Last updated: May 9, 2020
Place
Tennessee: Mason Temple Memphis
Well, I don't know what will happen now. We've got some difficult days ahead. But it doesn't matter with me now. Because I've been to the mountaintop. And I don't mind. Like anybody, I would like to live a long life. Longevity has its place. But I'm not concerned about that now. I just want to do God's will. And He's allowed me to go up to the mountain. And I've looked over. And I've seen the promised land. I may not get there with you. But I want you to know tonight, that we, as a people will get to the promised land.
-Martin Luther King, Jr.
Martin Luther King, Jr., delivered his prophetic "Mountaintop" speech in this church in Memphis, Tennessee, on the eve of his assassination--April 3, 1968.
Mason Temple served as a focal point of civil rights activities in Memphis during the 1950s and 1960s. Mason Temple was built between 1940 and 1945 as the administrative and spiritual center of the Church of God in Christ, the second largest black denomination. The temple is the centerpiece of a group of six buildings that form the church's world headquarters. Mason Temple is a vast concrete building capable of seating 7,500 people on two levels. The temple, designed with simplified Art Moderne styling and detail, was constructed for regular services as well as to house the annual national convention of church representatives.

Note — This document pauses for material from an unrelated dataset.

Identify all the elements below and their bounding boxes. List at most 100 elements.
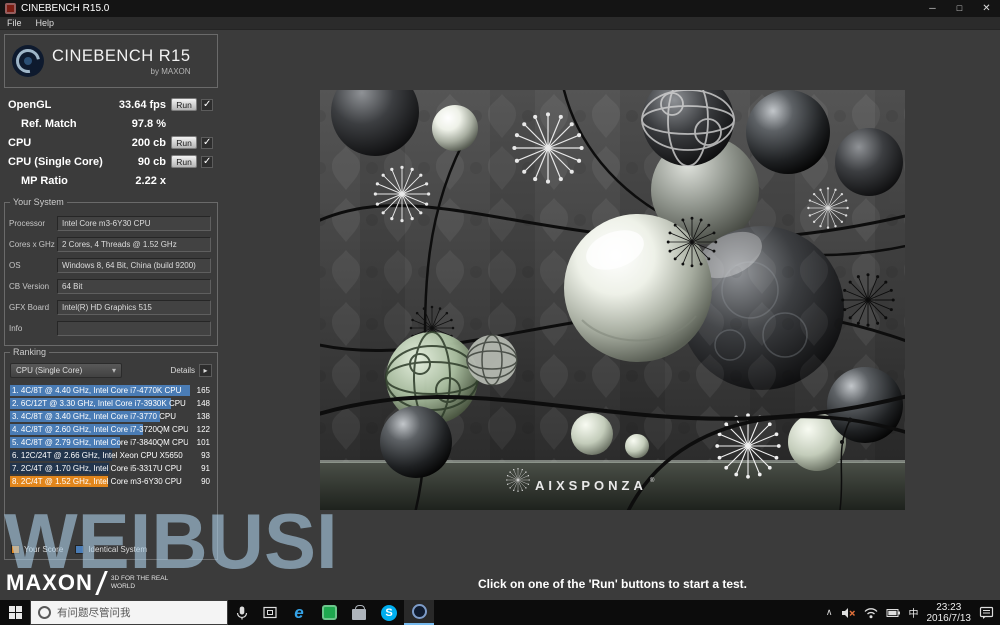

King, Abernathy, Andrew Young and other black leaders had come to Memphis to support 1,300 striking sanitation workers who met regularly at the church. Their grievances included unfair working conditions (on rainy days, black workers had to return home without pay while paid white supervisors remained on the job, and black workers were given only one uniform and no place in which to change clothes), and poor pay (the highest-paid black worker could not hope to earn more than $70 a week). Following a bloody confrontation between marching strikers and police the week before, a court injunction had been issued banning further protests. King hoped their planned march would overturn the court injunction.